Let $p \in \mathbb{Z}$ be prime. Let $\mathbb{Z}_{(p)}$ be the localization of $\mathbb{Z}$ with respect to $\mathbb{Z}\setminus (p)$. Prove that $\frac{p}{1}$ is the only prime element of $\mathbb{Z}_{(p)}$ up to associates.
First, we need to show that $\frac{p}{1}$ is prime. We note that $\frac{p}{1} \neq \frac{0}{1}$ as this would imply that $pt=0$ for some $t\not\in (p)$. But $t \neq 0$ since $0 \not \in \mathbb{Z}\setminus (p)$, so that $p =0$, a contradiction. Also, $\frac{p}{1}$ is not a unit since $p \not\in \mathbb{Z}\setminus (p)$. We assume that $\frac{p}{1}$ divides $\frac{a}{b}\cdot \frac{c}{d}$ where $a,c \in \mathbb{Z}$ and $c,d \in (p)$. We want to show $\frac{p}{1}$ divides $\frac{a}{b}$ or $\frac{c}{d}$.
How do I proceed?
To show $p$ is prime in $\mathbb Z_{(p)}$: assuming $p$ divides the product $\frac{a}{b} \frac{c}{d}$, this means that there exists an $\frac{e}{f} \in \mathbb Z_{(p)}$ such that $\frac{pe}{f} = \frac{ac}{bd}$. This tells you that $pebd = acf$, so $p$ divides $acf$ in $\mathbb Z$. Since $p$ is prime in $\mathbb Z$, this tells you that $p$ divides $a$, $c$, or $f$ in $\mathbb Z$. But $f$ is not divisible by $p$, so $p$ must divide $a$ or $c$ in $\mathbb Z$.

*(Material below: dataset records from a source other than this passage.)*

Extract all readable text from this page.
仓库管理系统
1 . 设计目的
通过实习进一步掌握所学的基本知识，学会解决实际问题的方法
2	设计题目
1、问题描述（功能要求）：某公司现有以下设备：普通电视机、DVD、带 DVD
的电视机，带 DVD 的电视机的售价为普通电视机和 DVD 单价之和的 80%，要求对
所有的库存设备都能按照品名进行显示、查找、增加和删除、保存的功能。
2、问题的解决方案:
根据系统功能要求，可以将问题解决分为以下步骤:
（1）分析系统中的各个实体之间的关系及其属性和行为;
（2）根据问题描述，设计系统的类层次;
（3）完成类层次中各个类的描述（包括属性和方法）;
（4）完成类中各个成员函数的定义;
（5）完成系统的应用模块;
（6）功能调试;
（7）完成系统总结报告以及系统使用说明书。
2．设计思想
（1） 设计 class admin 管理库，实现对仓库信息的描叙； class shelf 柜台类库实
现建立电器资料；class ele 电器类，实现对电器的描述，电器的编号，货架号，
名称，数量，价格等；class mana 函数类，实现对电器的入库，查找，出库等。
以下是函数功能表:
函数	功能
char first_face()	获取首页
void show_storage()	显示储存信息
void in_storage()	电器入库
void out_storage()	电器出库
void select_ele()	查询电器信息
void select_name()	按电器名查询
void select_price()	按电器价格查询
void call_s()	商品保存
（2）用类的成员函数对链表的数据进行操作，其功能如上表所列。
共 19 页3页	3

Let's say that $p$ divides $a$ in $\mathbb Z$. So $pk = a$ for an integer $k$. Then $p \frac{k}{b} = \frac{a}{b}$, so $p$ divides $\frac{a}{b}$ in $\mathbb Z_{(p)}$. Therefore, $p$ is prime in $\mathbb Z_{(p)}$.
To show that $p$ is the only prime up to units, consider a general nonzero element $\frac{a}{b}$ in $\mathbb Z_{(p)}$. Write $a$ and $b$ as products of primes in $\mathbb Z$. All the primes in $\mathbb Z$ except for $p$ are units in $\mathbb Z_{(p)}$, which tells you that up to a unit, every element of $\mathbb Z_{(p)}$ is of the form $p^k$ for $k \geq 0$, and this isn't prime unless $k =1$.